Dear Senator:
I am writing to urge you to refrain from co-sponsoring the Immigration Innovation Act of 2015 (S. 153), or "I-Squared," which the AFL-CIO strongly opposes. We believe it is imperative for the Senate to hold firm to its commitment to comprehensive, common sense immigration reform. Not only would the I-Squared bill seriously erode incentives to return to a bipartisan compromise that includes a pathway to citizenship for the 11 million undocumented, but it also runs counter to a raising wages agenda. Congress should consider legislation to reform the H-1B program rather than expand it.
The continued employer demand for more guest worker visas says more about what is wrong with our economy than about the most urgent problems with our immigration system. As currently structured, the H-1B visa program allows employers to stifle wages, create a captive workforce, and make previously full time jobs insecure and temporary.
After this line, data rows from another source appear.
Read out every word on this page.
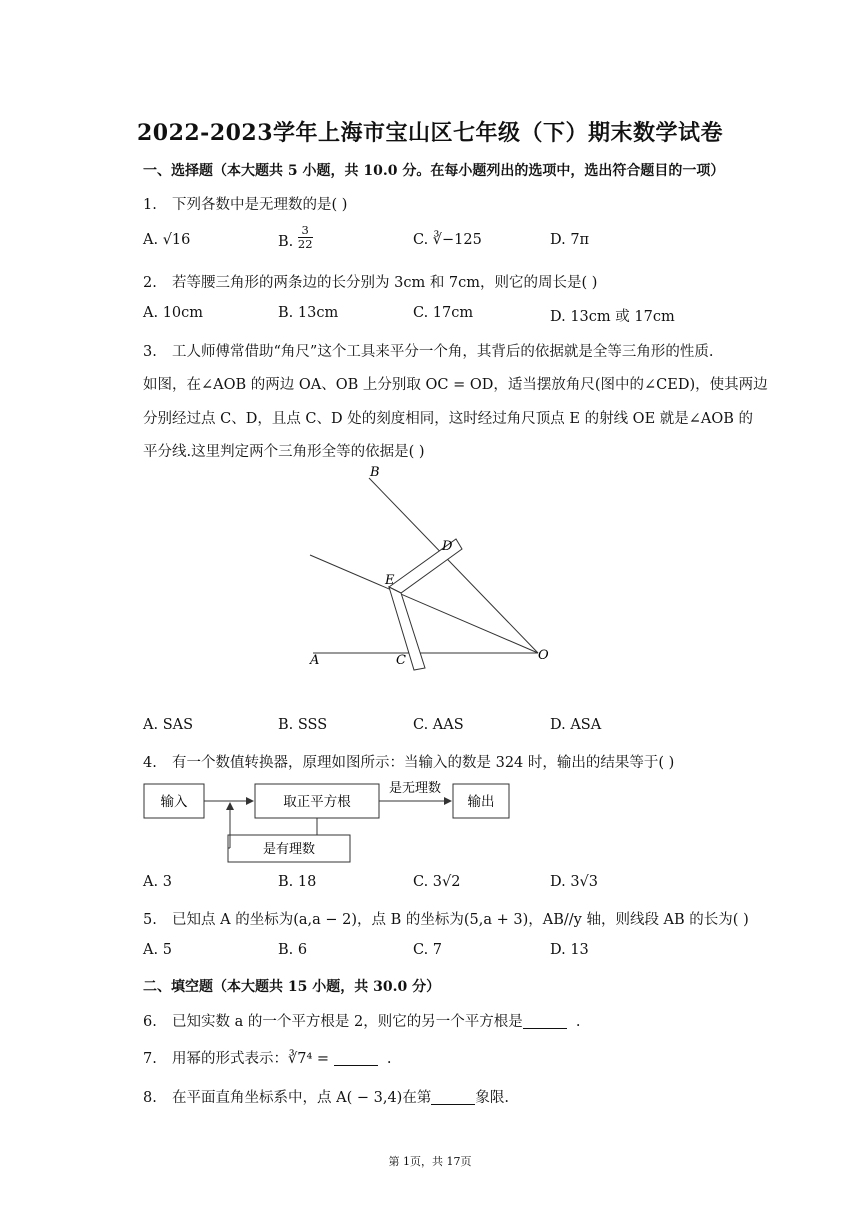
2022-2023学年上海市宝山区七年级（下）期末数学试卷
一、选择题（本大题共 5 小题，共 10.0 分。在每小题列出的选项中，选出符合题目的一项）
1. 下列各数中是无理数的是( )
A. √16	B. $\frac{3}{22}$	C. ∛−125	D. 7π
2. 若等腰三角形的两条边的长分别为 3cm 和 7cm，则它的周长是( )
A. 10cm	B. 13cm	C. 17cm	D. 13cm 或 17cm
3. 工人师傅常借助“角尺”这个工具来平分一个角，其背后的依据就是全等三角形的性质.
如图，在∠AOB 的两边 OA、OB 上分别取 OC = OD，适当摆放角尺(图中的∠CED)，使其两边
分别经过点 C、D，且点 C、D 处的刻度相同，这时经过角尺顶点 E 的射线 OE 就是∠AOB 的
平分线.这里判定两个三角形全等的依据是( )
B
D
E
A	C	O
A. SAS	B. SSS	C. AAS	D. ASA
4. 有一个数值转换器，原理如图所示：当输入的数是 324 时，输出的结果等于( )
输入	取正平方根
是无理数
输出
是有理数
A. 3	B. 18	C. 3√2	D. 3√3
5. 已知点 A 的坐标为(a,a − 2)，点 B 的坐标为(5,a + 3)，AB//y 轴，则线段 AB 的长为( )
A. 5	B. 6	C. 7	D. 13
二、填空题（本大题共 15 小题，共 30.0 分）
6. 已知实数 a 的一个平方根是 2，则它的另一个平方根是	.
7. 用幂的形式表示：∛7⁴ =	.
8. 在平面直角坐标系中，点 A( − 3,4)在第	象限.
第 1页，共 17页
At a time when we face unprecedented levels of inequality and decades of wage stagnation, it is irresponsible to expand access to employment-based temporary work programs that will continue to hold down wages, increase worker vulnerability, and reduce social mobility for deserving workers.
We have a straightforward set of reform recommendations that we believe would help to protect all workers:
Employers should be required to fill jobs with the most qualified local applicant, and should be permitted to recruit from abroad only when a real need exists – and can be documented. In order to ensure that all workers on American soil feel connected and protected, it is essential to prevent employer practices that exploit guest worker programs to undercut or displace an existing local workforce. If the need for workers with a specific skill set is real, then we see no reason employers should object to a real process to verify that. We ask you, if employers are seeking to hire immigrant workers on temporary visas for reasons other than shortage, what are their motives? Hiring that seeks to suppress standards for wages and working conditions harms workers on all sides, and it harms our economy. That is why we have insisted that the availability of employment-based visas should be tied to the real needs of the U.S. labor market, as determined by a commission of experts – not politicians or high paid lobbyists.
Employers should be required to pay workers in the H-1B program at the same rate they would pay local workers. As long as we allow guest workers to be paid less than their local counterparts for the same work, we create clear and perverse incentives to prefer to hire through the H-1B program. If the shortage so touted by the tech lobby were real, we should expect to see wages raising in an effort to attract scarce workers. Yet high tech workers today earn the same amount they did in 1998, and face increased insecurity on the job.
Workers in the H-1B program should have increased job mobility and the right to self-petition for legal permanent resident status, rather than having to rely upon an employer to petition for them. At present, not only are H-1B workers tied to a single employer who can essentially fire them at will by terminating their visa, but even after six years of employment, the power to decide whether that worker can stay in the country and obtain a green card rests in the hands of the employer. Low rates of retention of H-1B workers for permanence make clear that this program is being misused to replace stable, middle class jobs with a contingent, disposable workforce that employers can underpay and then replace at will.
For these reasons the AFL-CIO continues to insist on reforms to the H-1B program before it is expanded, and we have many good models out there. The H-1B and L-1 Visa Reform Act put forward by Sens. Durbin and Grassley in the 111th Congress would increase recruitment of, and investment in, U.S. workers; improve wage standards; and strengthen the Department of Labor's audit authority and ability to prevent and penalize obvious fraud and misrepresentation. In addition, the worker protections included in S. 744 would have protected workers from exploitation by foreign labor recruiters, and afforded H-1B workers the right to self-petition for permanence.
Yet instead of enacting commonsense reforms such as these, Sen. Hatch's I-Squared bill would more than triple the number of H-1B visas, at a time the U.S. Census indicates that only one in four STEM degree holders in the U.S. is able to find work in the field. Perhaps acknowledging the lack of empirical evidence of shortage, the "market-based escalator" in the I-Squared bill would peg visa caps to employer demand, rather than actual labor market needs – essentially saying to employers that the more H-1B workers they apply for, the more they can get.
Yet it bears noting that many of the very employers in which the bill would vest such power have a documented record of collusion to suppress wages, as the recent $300 million legal settlement makes clear. Indeed, high tech employers are actively lobbying for increased access to H-1B workers even as we see significant layoffs in the industry, signaling that it is yet another strategy to prevent the normal escalation of wages for highly skilled employees working in a highly profitable industry. This is particularly problematic since tech jobs have historically been an important channel for social mobility for communities of color.
As Congress resumes the debate on immigration reform, we hope the Senate will maintain its focus on fixing our broken system, rather than advancing low road employment models that have contributed to the erosion of the middle class. We look forward to working with you to advance comprehensive immigration reform that protects workers and provides a broad and inclusive pathway to citizenship, and we urge you to oppose the Immigration Innovation Act.